When this patch is compared with D15499, the speed difference is small to the point I don't think it's worth having to split hairs about when we should/shouldn't be generating lookup tables.
Instead, we can have have fast iteration that doesn't depend on tables and use it in similar places (counting selection, is another candidate where function call overhead is likely measurable).

If this patch gave significant speedup we could note in the code comments that this is an exception to the current rule of thumb and explain why this needs to be an exception, but it doesn't seem to be the case.
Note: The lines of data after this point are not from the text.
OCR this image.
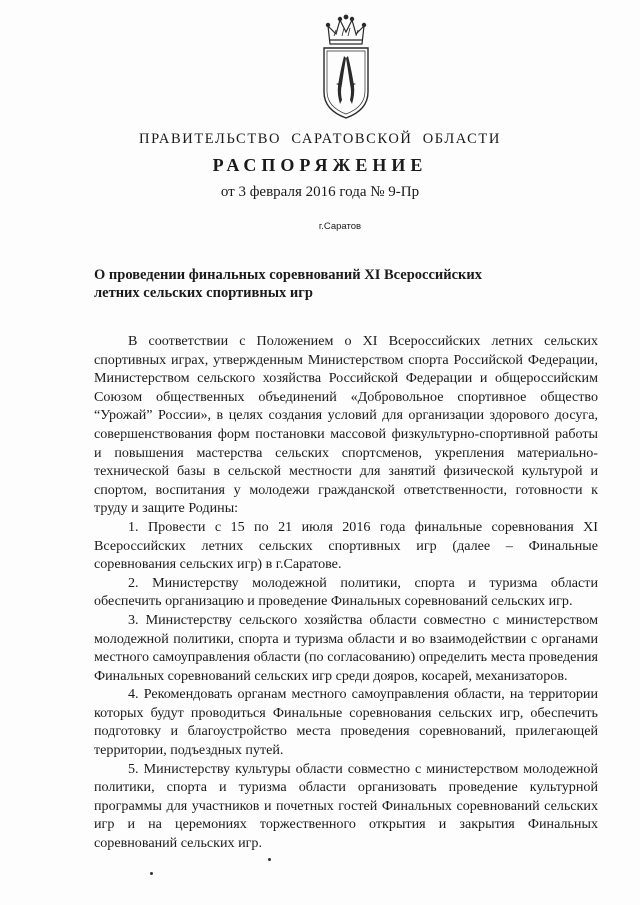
ПРАВИТЕЛЬСТВО САРАТОВСКОЙ ОБЛАСТИ
РАСПОРЯЖЕНИЕ
от 3 февраля 2016 года № 9-Пр
г.Саратов
О проведении финальных соревнований XI Всероссийских
летних сельских спортивных игр

В соответствии с Положением о XI Всероссийских летних сельских спортивных играх, утвержденным Министерством спорта Российской Федерации, Министерством сельского хозяйства Российской Федерации и общероссийским Союзом общественных объединений «Добровольное спортивное общество “Урожай” России», в целях создания условий для организации здорового досуга, совершенствования форм постановки массовой физкультурно-спортивной работы и повышения мастерства сельских спортсменов, укрепления материально-технической базы в сельской местности для занятий физической культурой и спортом, воспитания у молодежи гражданской ответственности, готовности к труду и защите Родины:

1. Провести с 15 по 21 июля 2016 года финальные соревнования XI Всероссийских летних сельских спортивных игр (далее – Финальные соревнования сельских игр) в г.Саратове.

2. Министерству молодежной политики, спорта и туризма области обеспечить организацию и проведение Финальных соревнований сельских игр.

3. Министерству сельского хозяйства области совместно с министерством молодежной политики, спорта и туризма области и во взаимодействии с органами местного самоуправления области (по согласованию) определить места проведения Финальных соревнований сельских игр среди дояров, косарей, механизаторов.

4. Рекомендовать органам местного самоуправления области, на территории которых будут проводиться Финальные соревнования сельских игр, обеспечить подготовку и благоустройство места проведения соревнований, прилегающей территории, подъездных путей.

5. Министерству культуры области совместно с министерством молодежной политики, спорта и туризма области организовать проведение культурной программы для участников и почетных гостей Финальных соревнований сельских игр и на церемониях торжественного открытия и закрытия Финальных соревнований сельских игр.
Okay, your points are fair. I'll close this patch. I guess in the future if it's really helpful we can specialize code for whether we want to use the tables or not. Maybe even keeping track of whether they will be used elsewhere anyway. But like you say, it doesn't seem to be worth it currently (disregarding the simplicity argument anyway).

I wonder if we could speed up the creation of the tables given some more information from the internals of the mempool.